The poem “Facts” explores how history is manipulated and distorted to both reinforce and exonerate the prevailing power structure: “the teacher teaches that slaves loved / to sing for their masters. // He says slaves loved to dance for / their masters. Pictures // in my U.S. history book prove it.”

Carter-Jones is also interested in how bureaucratic language by way of its very blandness can be an instrument of violence, as in these lines from “Anatomy Of A System.” “Race: Black/Negro. Gender: Male. / Attitude: Threatening. Mental Capacity: / Twelve-year-old. Notes: seems to have / his own philosophy about his place in / society. Diagnosis: Schizophrenic.”

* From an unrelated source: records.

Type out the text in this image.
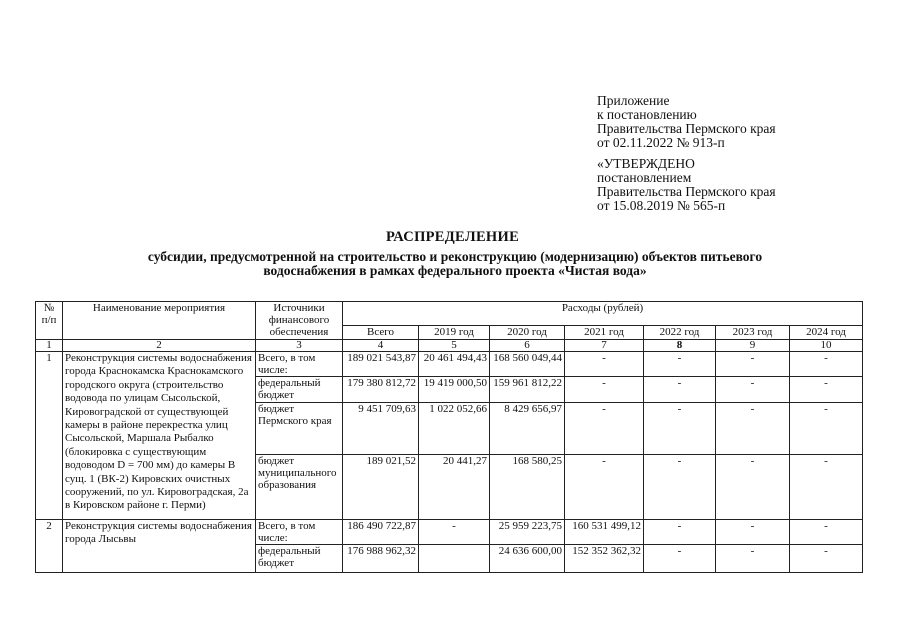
Приложение
к постановлению
Правительства Пермского края
от 02.11.2022 № 913-п
«УТВЕРЖДЕНО
постановлением
Правительства Пермского края
от 15.08.2019 № 565-п
РАСПРЕДЕЛЕНИЕ
субсидии, предусмотренной на строительство и реконструкцию (модернизацию) объектов питьевого водоснабжения в рамках федерального проекта «Чистая вода»
№ п/п	Наименование мероприятия	Источники финансового обеспечения	Расходы (рублей)						
			Всего	2019 год	2020 год	2021 год	2022 год	2023 год	2024 год
1	2	3	4	5	6	7	8	9	10
1	Реконструкция системы водоснабжения города Краснокамска Краснокамского городского округа (строительство водовода по улицам Сысольской, Кировоградской от существующей камеры в районе перекрестка улиц Сысольской, Маршала Рыбалко (блокировка с существующим водоводом D = 700 мм) до камеры В сущ. 1 (ВК-2) Кировских очистных сооружений, по ул. Кировоградская, 2а в Кировском районе г. Перми)	Всего, в том числе:	189 021 543,87	20 461 494,43	168 560 049,44	-	-	-	-
		федеральный бюджет	179 380 812,72	19 419 000,50	159 961 812,22	-	-	-	-
		бюджет Пермского края	9 451 709,63	1 022 052,66	8 429 656,97	-	-	-	-
		бюджет муниципального образования	189 021,52	20 441,27	168 580,25	-	-	-	-
2	Реконструкция системы водоснабжения города Лысьвы	Всего, в том числе:	186 490 722,87	-	25 959 223,75	160 531 499,12	-	-	-
		федеральный бюджет	176 988 962,32		24 636 600,00	152 352 362,32	-	-	-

“Every Hard Sweetness” is an incredible collection of poems — one that very much speaks to the current moment in our country. At that reading last year, Carter-Jones reflected on her recent process: “It took me a while to write this book. Each poem was a traumatic experience for me. I cried the entire time. I’m glad that I got it out. ’Cause I think I can live with less heaviness in my life.”